Written in 2013 for Protestants for the Common Good.
If I had to select one of the four Gospels to recommend to Christian Progressives, I would choose the Gospel According to Luke. To explain this I need to define "progressive," and then to discuss how I think Luke was a Progressive in his own time.
For eighteen hundred years, the Gospel According to Luke was something of a step-daughter within the Christian Scriptures. Of the four Gospels, the going-away favorites through the ages were Matthew and John. Luke was valued alongside the others because of a number of outstanding gems found only in this Gospel, such as,
- the peaceful Christmas stories (to balance Matthew’s fearful nativity cycle),
- some magnificent parables (such as the Good Samaritan and the Prodigal Son),
- Jesus’ saying on the cross, “Father, forgive them...,” and
- Jesus’ walk to Emmaus with two disciples on Easter day.

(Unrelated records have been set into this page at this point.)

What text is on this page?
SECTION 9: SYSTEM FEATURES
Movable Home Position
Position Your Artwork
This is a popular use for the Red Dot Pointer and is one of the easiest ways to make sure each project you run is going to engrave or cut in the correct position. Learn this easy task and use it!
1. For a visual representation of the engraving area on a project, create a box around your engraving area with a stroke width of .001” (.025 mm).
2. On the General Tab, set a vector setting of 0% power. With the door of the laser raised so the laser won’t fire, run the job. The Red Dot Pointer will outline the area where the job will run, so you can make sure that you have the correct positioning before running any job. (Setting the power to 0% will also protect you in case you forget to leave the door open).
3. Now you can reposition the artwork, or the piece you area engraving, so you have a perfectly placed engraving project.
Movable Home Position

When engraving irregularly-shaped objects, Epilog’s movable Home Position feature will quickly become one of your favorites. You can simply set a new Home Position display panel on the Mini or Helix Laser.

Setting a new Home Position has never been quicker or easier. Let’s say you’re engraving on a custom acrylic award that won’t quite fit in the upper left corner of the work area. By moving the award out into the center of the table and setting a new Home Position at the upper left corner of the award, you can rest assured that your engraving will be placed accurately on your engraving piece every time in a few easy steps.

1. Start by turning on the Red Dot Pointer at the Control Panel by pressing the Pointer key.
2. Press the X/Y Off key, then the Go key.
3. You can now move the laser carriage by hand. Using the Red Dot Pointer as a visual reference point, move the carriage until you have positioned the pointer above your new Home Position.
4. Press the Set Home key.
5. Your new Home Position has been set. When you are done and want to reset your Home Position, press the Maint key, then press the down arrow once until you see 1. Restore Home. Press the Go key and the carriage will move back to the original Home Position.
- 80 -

Broadly speaking, the long history of harmonizing Luke with the other Gospels lasted until the nineteenth century. After the humanists had taught Europe to use methods of historical criticism (e.g., Lorenzo Valla, 1450 CE) and political philosophers had fought off civic intolerance based on the scriptures (Thomas Hobbes and Benedict Spinoza in the 17th century), serious historical study of the scriptures began in European universities, especially in Germany (late 18th century). As far as Luke’s writings (Gospel and Acts) were concerned, the issue was, How reliable is Luke as a historian?
The answer, particularly concerning the book of Acts, was pretty negative at first. By the mid-nineteenth century, the famous Tübingen school had come to view Acts as a late tendentious writing designed to smooth things over in the second-century church, and thus not at all reliable history. By the beginning of the twentieth century, William Ramsey of Britain and Adolf Harnack of Germany had gone far to rehabilitate Acts’ reputation as good ancient history writing, but that didn’t settle things for the Gospel and historical interest in the life of Jesus.
(For the following, see, for example, L. Michael White, Scripting Jesus: the Gospels in Rewrite, HarperOne, 2010, chapter 13, “The Martyred Sage: The Gospel of Luke,” pp. 318-344.)
By the beginning of the twentieth century, the first three Gospels had been sorted out into two early documents – the Gospel of Mark and the Sayings Source Q – and other materials contained only in either Matthew (M) or Luke (L). Matthew and Luke themselves were composite documents, of historical value only for the later development of the Jesus tradition and of the early church. This later development included, of course, everything about Jesus’ birth and the more graphic post-resurrection appearances of Jesus.
Luke as Theologian.
A wave of writings about Luke’s theology (covering both the Gospel and Acts) occupied many scholars for the rest of the twentieth century. A balanced review and summary of its early results is given in Joseph Fitzmyer’s commentary in the Anchor (Yale) Bible, The Gospel According to Luke (I-IX), Doubleday, 1981, pp. 1-34, and “A Sketch of Lucan Theology,” pp. 143-270. A more (!) compendious treatment has also just appeared, Darrell L. Bock, A Theology of Luke and Acts, Zondervan, 2012 (495 pages).
- Mark has no church; only discipleship, those following Jesus toward martyrdom or his return in power.
- John has no church; only a mystic communion of disciples, exemplified in the Disciple that Jesus Loved. (The appendix in John 21 does have a church, fed by Peter.)
- Matthew has a Church – with Authority. Only Matthew has the word “church,” ekklesia, assembly (Matthew ; ). “...you are Peter, and on this rock I will build my church, and the gates of Hades will not prevail against it. I will give you the keys of the kingdom of heaven, and whatever you bind on earth will be bound in heaven, and whatever you loose on earth will be loosed in heaven” (Matthew 16:18-19, NRSV).
- Luke has no “church” in the Gospel, but in Acts Luke presents the Courage to be the churches.
The Ascension. Luke is the only Biblical writer who gives an account of Jesus’ ascension into heaven. The account of the ascension is given vaguely at the end of the Gospel (Luke 24:50-51) and in more detail at the beginning of Acts (Acts 1:9-12). As a supposedly historical event, this is probably the most outlandish element of the Jesus tradition preserved in the four Gospels.
Historical explanations can be given for why an ascension story was needed, but they involve assessments of the post-crucifixion Jesus stories about which Christians are likely to differ a lot. Suffice it to say, the ascension was necessary to get the physical Jesus off the scene. Especially for Luke’s work, the future was directed by the Holy Spirit. Luke has Jesus state the master plan for the second volume (Acts 1:6-8), then retire to the right hand of God so the Holy Spirit can actively take over the work (Pentecost).
Still, the Ascension is an irritating reinforcement of the ancient world-view that I could live without.